Neoaliados de Jair Bolsonaro, comandantes do bloco de
partidos fisiológicos conhecido como centrão vivem com a Justiça no encalço. O
pepista Arthur Lira, líder do grupamento, coleciona ações judiciais desde
falcatruas içadas pela Lava Jato a acusações de apropriação de salários de
servidores e de recebimento de propina —teve um assessor preso com dinheiro nas
meias num aeroporto.
São sujeitos desse naipe que Bolsonaro busca trapacear.
Depois de avalizar um acordo alinhavado pelo centrão para garantir aumento para
o funcionalismo na votação do projeto de socorro aos estados, o presidente
acena na direção oposta e promete à equipe econômica vetar a medida.

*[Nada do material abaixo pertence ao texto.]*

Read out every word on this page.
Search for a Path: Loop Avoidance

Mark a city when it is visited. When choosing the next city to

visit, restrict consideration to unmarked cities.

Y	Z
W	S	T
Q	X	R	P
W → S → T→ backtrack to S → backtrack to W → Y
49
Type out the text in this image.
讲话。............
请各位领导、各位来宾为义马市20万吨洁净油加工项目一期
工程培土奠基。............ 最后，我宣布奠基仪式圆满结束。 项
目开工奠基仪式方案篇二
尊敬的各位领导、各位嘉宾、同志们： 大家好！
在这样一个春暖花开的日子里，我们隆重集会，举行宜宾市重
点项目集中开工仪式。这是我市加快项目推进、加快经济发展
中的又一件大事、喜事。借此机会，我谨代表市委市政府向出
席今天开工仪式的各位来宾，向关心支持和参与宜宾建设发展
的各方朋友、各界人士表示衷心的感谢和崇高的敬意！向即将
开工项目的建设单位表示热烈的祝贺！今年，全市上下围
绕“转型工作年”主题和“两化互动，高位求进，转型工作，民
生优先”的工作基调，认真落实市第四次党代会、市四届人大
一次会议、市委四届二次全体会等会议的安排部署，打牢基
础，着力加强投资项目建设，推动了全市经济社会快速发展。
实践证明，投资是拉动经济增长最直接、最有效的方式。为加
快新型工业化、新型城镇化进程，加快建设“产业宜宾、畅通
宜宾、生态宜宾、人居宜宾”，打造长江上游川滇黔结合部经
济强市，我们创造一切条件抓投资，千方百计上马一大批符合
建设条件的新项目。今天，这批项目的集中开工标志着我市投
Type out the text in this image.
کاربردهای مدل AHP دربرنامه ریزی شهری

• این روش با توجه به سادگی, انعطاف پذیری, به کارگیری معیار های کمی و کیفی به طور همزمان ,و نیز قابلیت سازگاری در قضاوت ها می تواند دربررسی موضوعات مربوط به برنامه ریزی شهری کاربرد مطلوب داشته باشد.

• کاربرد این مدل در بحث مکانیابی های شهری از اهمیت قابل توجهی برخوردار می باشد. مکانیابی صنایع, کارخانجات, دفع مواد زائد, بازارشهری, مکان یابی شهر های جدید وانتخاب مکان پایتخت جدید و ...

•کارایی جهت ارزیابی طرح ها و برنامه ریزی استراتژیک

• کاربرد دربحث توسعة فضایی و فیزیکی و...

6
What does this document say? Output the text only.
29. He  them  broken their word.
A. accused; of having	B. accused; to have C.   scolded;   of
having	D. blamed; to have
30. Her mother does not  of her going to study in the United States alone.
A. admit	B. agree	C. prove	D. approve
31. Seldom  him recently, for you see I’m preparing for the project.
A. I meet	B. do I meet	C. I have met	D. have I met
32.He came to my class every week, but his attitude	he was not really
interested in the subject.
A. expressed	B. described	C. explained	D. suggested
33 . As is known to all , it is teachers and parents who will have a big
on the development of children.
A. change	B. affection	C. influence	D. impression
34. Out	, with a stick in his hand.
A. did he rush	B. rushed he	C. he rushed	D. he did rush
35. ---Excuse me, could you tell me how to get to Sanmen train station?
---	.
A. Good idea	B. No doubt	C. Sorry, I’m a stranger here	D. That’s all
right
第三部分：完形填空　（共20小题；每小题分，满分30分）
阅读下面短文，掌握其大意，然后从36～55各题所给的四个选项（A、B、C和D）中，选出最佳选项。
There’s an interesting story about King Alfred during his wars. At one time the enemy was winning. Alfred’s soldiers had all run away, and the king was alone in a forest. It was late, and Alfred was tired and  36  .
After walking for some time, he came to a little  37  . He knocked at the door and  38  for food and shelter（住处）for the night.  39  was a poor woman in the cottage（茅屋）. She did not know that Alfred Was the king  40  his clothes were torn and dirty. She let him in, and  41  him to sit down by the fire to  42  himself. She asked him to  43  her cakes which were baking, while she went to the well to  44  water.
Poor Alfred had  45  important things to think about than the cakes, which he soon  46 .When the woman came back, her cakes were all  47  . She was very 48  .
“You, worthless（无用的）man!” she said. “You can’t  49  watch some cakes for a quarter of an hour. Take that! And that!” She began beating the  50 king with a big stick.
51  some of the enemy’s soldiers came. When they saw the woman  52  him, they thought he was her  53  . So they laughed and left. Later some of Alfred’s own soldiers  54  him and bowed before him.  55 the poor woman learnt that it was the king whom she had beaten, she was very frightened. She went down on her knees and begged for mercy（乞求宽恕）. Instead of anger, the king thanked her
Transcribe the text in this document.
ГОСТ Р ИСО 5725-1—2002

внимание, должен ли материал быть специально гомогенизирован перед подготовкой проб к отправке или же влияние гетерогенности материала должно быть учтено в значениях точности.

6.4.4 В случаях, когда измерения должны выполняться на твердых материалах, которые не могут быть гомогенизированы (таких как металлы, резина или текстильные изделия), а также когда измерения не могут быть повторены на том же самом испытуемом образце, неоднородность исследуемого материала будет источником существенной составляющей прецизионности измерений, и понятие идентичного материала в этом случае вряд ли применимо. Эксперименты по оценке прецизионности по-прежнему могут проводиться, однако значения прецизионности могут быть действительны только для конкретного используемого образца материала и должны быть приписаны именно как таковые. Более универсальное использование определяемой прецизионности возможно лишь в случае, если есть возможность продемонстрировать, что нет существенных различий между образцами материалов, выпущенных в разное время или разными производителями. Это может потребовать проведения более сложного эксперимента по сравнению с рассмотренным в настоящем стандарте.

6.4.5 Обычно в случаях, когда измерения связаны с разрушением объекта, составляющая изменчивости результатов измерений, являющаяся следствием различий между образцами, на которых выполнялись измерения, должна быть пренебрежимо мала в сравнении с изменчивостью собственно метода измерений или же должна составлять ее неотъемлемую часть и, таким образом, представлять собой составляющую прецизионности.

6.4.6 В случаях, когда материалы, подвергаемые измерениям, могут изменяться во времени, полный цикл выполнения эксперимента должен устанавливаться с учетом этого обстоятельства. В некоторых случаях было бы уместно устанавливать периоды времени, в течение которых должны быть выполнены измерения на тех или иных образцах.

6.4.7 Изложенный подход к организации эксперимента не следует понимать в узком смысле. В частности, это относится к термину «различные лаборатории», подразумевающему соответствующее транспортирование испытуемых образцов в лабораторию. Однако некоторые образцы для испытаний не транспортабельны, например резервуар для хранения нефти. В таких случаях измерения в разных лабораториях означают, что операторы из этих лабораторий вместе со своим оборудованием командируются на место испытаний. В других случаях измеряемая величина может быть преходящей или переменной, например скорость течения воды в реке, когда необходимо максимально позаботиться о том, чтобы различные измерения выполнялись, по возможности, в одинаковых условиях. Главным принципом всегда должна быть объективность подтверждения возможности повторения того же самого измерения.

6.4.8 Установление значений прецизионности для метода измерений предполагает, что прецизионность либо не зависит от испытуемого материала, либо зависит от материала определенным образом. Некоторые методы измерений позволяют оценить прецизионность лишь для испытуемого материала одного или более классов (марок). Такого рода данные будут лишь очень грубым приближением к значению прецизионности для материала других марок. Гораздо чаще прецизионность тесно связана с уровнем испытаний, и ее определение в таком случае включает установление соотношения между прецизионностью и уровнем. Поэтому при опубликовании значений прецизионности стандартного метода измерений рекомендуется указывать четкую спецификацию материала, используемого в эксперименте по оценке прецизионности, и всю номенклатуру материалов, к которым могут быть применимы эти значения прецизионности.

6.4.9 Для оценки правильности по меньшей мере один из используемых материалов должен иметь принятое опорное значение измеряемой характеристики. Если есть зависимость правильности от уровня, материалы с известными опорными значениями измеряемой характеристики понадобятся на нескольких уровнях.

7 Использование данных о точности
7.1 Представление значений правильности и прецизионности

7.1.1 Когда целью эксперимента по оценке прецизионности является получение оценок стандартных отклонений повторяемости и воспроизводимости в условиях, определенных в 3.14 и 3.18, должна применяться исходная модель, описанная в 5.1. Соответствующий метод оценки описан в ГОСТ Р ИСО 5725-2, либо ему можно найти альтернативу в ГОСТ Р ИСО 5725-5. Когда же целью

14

Há certa incredulidade sobre a real disposição do presidente
para levar adiante a promessa pública feita ao ministro Paulo Guedes
(Economia). Se consumá-la, colocará à prova a fidelidade de sua base
parlamentar recém-conquistada via entrega de nacos da administração pública. No
jogo do toma lá, dá cá, os velhacos calculam como reagir a um movimento hostil
do presidente: responderão à traição com a derrubada do veto ou manterão juras
de lealdade pela permanência nos cargos?
Trapaçaria de Bolsonaro também com os aliados de primeira
hora, que compraram seu discurso da nova política. Ministros agora são
obrigados a engolir quietos ameaças de demissão caso se recusem abrigar os
indicados do centrão em suas pastas. No Congresso, bolsonaristas fazem
malabarismo retórico para justificar a cooptação da trupe de Lira e argumentam
que nenhuma corrupção será tolerada.
Nesta sexta (8), dois dias após a nomeação de um afilhado
para a direção do Dnocs, o deputado pepista Sebastião Oliveira tornou-se alvo
de operação da Polícia Federal para apurar desvios em obras da BR-101.
O Dnocs administrará neste ano R$ 1 bilhão, em projetos como
a construção de barragens e açudes.
Nas horas seguintes à ação policial, o novo diretor da PF foi visto entrando no Palácio do Planalto.